Social Security Retirement Benefits - Things to Know
There are five key things you should know about your Social Security retirement benefits; things like how working affects your benefits if you will have to pay taxes on Social Security benefits, and how collecting benefits early affects you and your spouse.
How Age Affects Your Social Security Benefits Eligibility
The first of the 5 things is knowing how your age affects the amount of benefits you will get. Social Security formulas use something called your "full retirement age" to calculate the amount of monthly income you will receive.
Full retirement age (FRA) is based on your year and day of birth - which means not everyone has the same FRA. Younger people have a higher FRA than those already claiming Social Security.
Your FRA determines when you are eligible for what is called your full benefit amount or primary insurance amount. If you begin benefits before your FRA, you will have to take a reduced benefit, and if you begin benefits after your FRA, you become eligible for delayed retirement credits.
It's also important to note that there is a different FRA schedule for your benefits than for widow/widower benefits.
To learn your FRA, click here.
What Are the Consequences of Claiming Social Security Early?
Wondering if you should start taking Social Security at age 62? It's only natural to ask this question. After all, age 62 is the earliest age you can begin drawing on Social Security benefits, and like many, you are probably inclined to start drawing benefits as soon as you can.
Before you head to your nearest Social Security office to apply, evaluate all your options. Starting Social Security is almost an irrevocable decision - once you start collecting Social Security, you can only stop benefits if you are within the fist 12 months after starting and in that case you have to repay what you received so far. Your other option for pausing benefits is once you are over your full retirement age you can suspend benefits (sometimes called a voluntary suspension).
Claiming early benefits has consequences; if you are married, you are forever reducing the survivor benefit available to your spouse (if your benefit amount is greater than theirs).
Another consequence of taking Social Security early is the way any additional earned income you have might affect your benefits. We cover that in the next step.
The longer you wait, the higher your check up to a certain age limit. Often, it's best to wait as long as you can up to age 70. if you wait until age 70, you get 138% of your full amount!
The Earnings Limit Affects Those Who Start Social Security Early
If you claim your Social Security benefits early (before your full retirement age) and continue working and make too much, then your benefits can be reduced. This reduction only applies until you reach your full retirement age.
The reduction is based on your earnings. Your earnings can't be over the Social Security earnings limit. The good news is investment income does not count toward the annual earnings limit; the only income that counts is income you earn by working.

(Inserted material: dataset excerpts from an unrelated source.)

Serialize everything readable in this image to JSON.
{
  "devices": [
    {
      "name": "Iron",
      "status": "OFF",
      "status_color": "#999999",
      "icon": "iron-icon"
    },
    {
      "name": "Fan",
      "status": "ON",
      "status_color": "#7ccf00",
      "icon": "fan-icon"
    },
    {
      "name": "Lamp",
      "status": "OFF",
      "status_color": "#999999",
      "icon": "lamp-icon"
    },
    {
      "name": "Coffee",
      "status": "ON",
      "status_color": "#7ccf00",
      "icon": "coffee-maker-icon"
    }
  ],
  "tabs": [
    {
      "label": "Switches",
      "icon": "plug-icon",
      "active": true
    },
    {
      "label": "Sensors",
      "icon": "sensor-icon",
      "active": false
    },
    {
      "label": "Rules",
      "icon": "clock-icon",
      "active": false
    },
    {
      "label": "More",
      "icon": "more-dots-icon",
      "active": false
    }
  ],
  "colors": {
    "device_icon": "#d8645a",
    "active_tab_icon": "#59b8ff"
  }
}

Some 62-year-olds start benefits unaware of this rule. They keep working, or go back to work a year later, and then when they file their tax return if their earnings are over the limit they get a demand letter from Social Security to pay back the required amount (it is based on a formula requiring you to pay back up to $1 for every $2 earned over the limit).
Once you reach your full retirement age you can make any amount and no reduction applies.
If you're going to work, often it's best to wait to start benefits.
Yes, Social Security Benefits Are Subject to Taxes in Retirement
Many people assume Social Security benefits are income tax-free. Under current tax law, 15% of your benefits received are tax-free - but the other 85% may be taxed unless you have almost no other sources of income.
If you have sources of income in addition to Social Security, then you may have to pay taxes on your Social Security benefits if your earnings are above $25,000 for individuals and $32,000 for married couples filing jointly.
There is a formula that is used to determine the amount of benefits subject to taxation. It depends on your marital status and how much other income you have.
Many retirees find out about this taxation only after they start pensions or begin IRA withdrawals - at that point, their "other income" goes up and thus some or more of their Social Security becomes taxable. They are often shocked at the increase in their tax liability.
Married or Divorced? Check on Spousal Social Security Benefits
Even if your spouse never worked, they can still be eligible for a Social Security spousal benefit.
If your spouse did work and is eligible for their own benefits, but on average was the lower earner between the two of you, then it may still make sense for them to claim a spousal benefit for a few years - and then switch to their own benefit amount when they reach age 70.
If you are divorced but you were married for over ten years, and you are currently not married, you can still be eligible for a spousal benefit on an ex's record (even if they are deceased). Taking this benefit has no effect on your former spouse's benefit or on their current spouse's benefit if they remarried.
If you are married, it is especially important to understand how a spousal benefit will be affected if you take your Social Security benefits early. By doing so, you may forever reduce the amount of survivor benefit available to your spouse.
Too many couples make their Social Security claiming decision independently of one another and miss out by not understanding how they could have taken advantage of spousal benefits.